Brentwood Committee Approves 2011 Budget
The Brentwood Ways and Means Committee approved the city's proposed 2011 budget on Monday. The budget requires a final approval from the Board of Aldermen before the end of the year.
The Brentwood Ways and Means Committee approved the city's proposed $14.6 million budget for 2011 at its meeting on Monday morning.
The committee could only examine budget summaries and ask general questions on money allocations. The detailed line item budget won't be available until the end of the week, City Administrator Chris Seemayer said. The budget will be sent to the Brentwood Board of Aldermen to approve at its Dec. 6 meeting, Seemayer said.
The city expects overall revenue to decrease by 3 percent, or $330,000. The decrease is fueled by a projected $275,000 drop in tax-increment financing reimbursements because the Brentwood Promenade TIF was paid off in April. The revenue might be higher than expected, Seemayer said, because the city used a very conservative number when projecting sales tax revenue.
In September, the Board of Aldermen approved a hike in property tax rates: from 76.4 cents to 84.8 cents per $100 in property value for businesses, and from 60.2 cents to 61.2 per $100 in property value for homeowners. The budget shows an expected $2,000 increase in revenue from property taxes for next year.
In its general operating fund, the city plans to trim costs by cutting five employees and decreasing the hours of another position. Other employees will be eligible for a 3 percent wage increase if they meet performance guidelines. Second Ward Alderman Mike Marshall asked about employees with disciplinary actions on their records.
"Everybody is qualified to be evaluated, but based upon your evaluation, that determines if you get that raise or not," Seemayer said.
Some employees have reached the wage cap for their positions, however, so they won't be eligible for the raises.
In capital improvement projects, the city plans to spend $345,000 on the police and fire departments. The fire department hopes to buy a new ambulance and EKG monitor, while the police department seeks two cars, two Tasers, a portable radar trailer, a surveillance camera and eight rifle night sights.
Marshall asked if the night sights were necessary expenses when the police officers don't generally use rifles, but First Ward Alderwoman Barbara Clements said the city shouldn't cut corners on police equipment.
The city also plans to spend $286,000 in public works projects, including a snow plow, a new dump truck bed, and street and sidewalk replacements.
About 4 percent of the city's expenses—totaling $643,000—will be used to pay back previous bond issues. The city will submit payments toward three projects: the street project bonds from 1992, the city hall improvement bonds from 2003 and the police and fire stations bonds from 2009.
In other Ways and Means Committee news:
- Voters approved the propositions to extend mayoral and aldermanic terms from two to four years, but the Board of Aldermen has to pass an ordinance to finalize the changes. Seemayer told the committee to expect an agenda item for next Monday's meeting.
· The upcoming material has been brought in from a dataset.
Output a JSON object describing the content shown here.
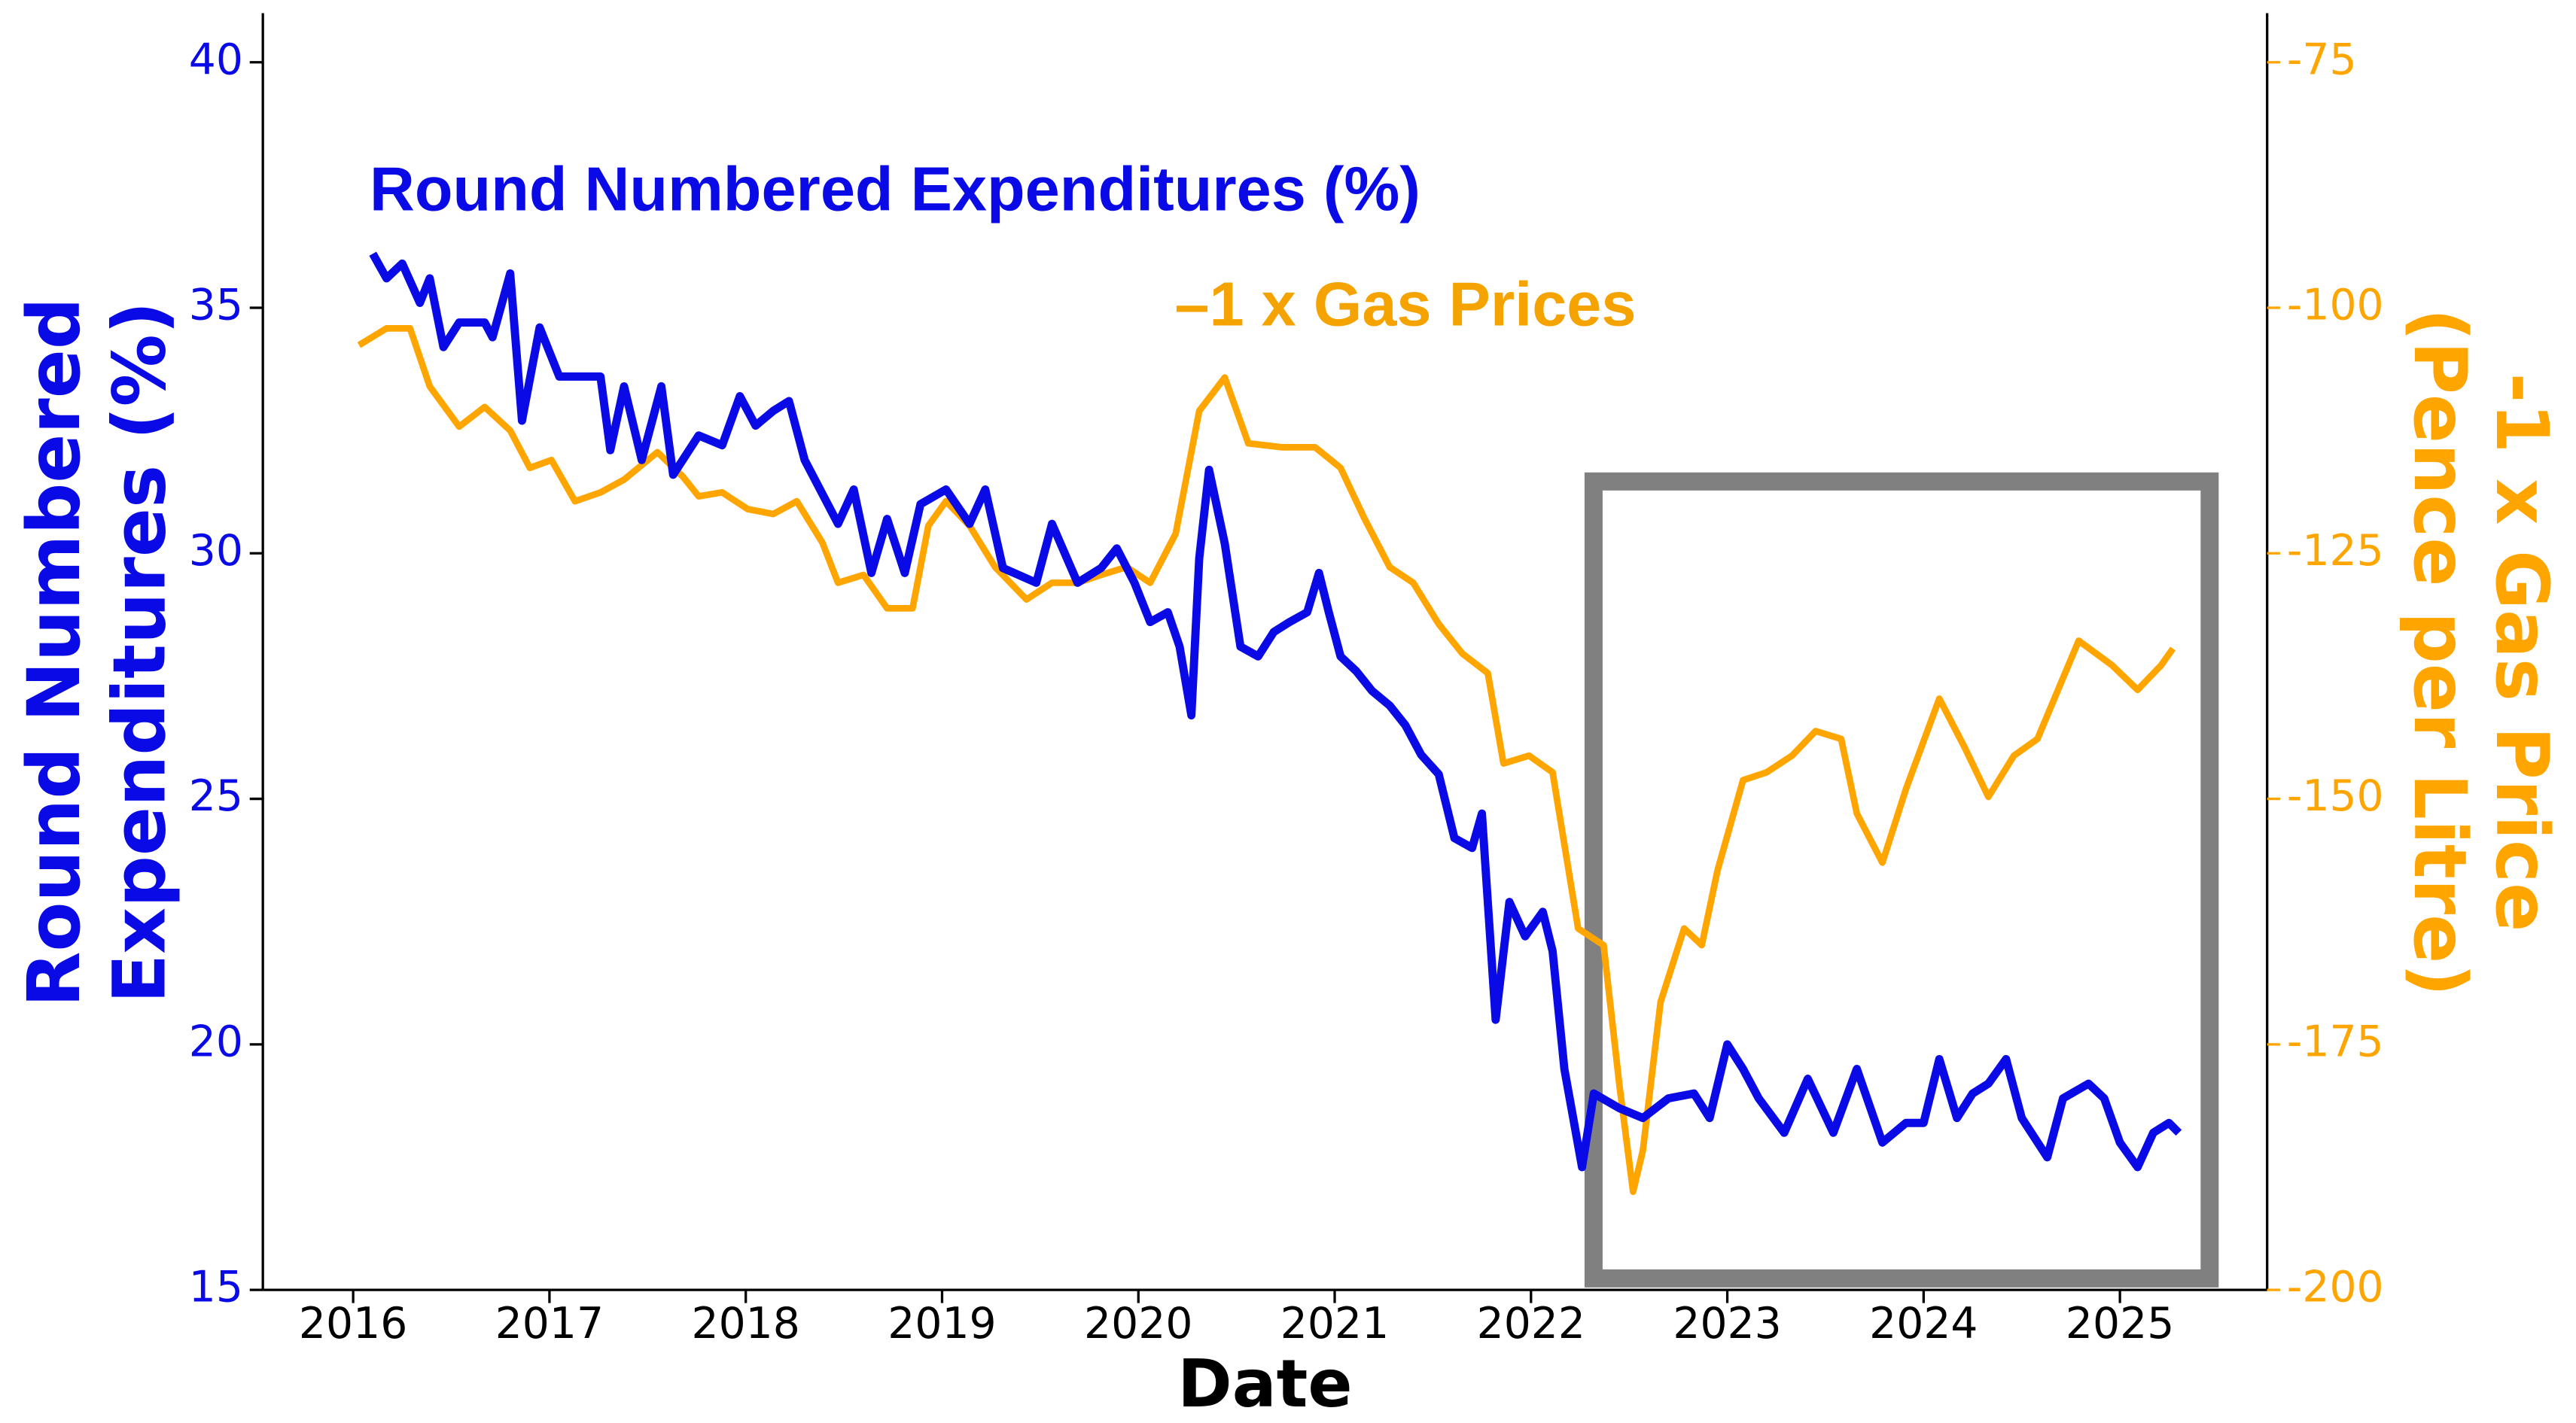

- Ron Hill, the Brentwood Municipal Court judge, asked the committee to consider changing judge terms from two to four years to match the mayoral and aldermanic terms. "If you keep me at every two years, you don't eliminate an election. You have an off-year election for just a judge," he said. The city's code requires an ordinance change from Board of Aldermen in order to extend the judge's term, not the approval of Brentwood voters, Seemayer said. The committee agreed to bring it before the board.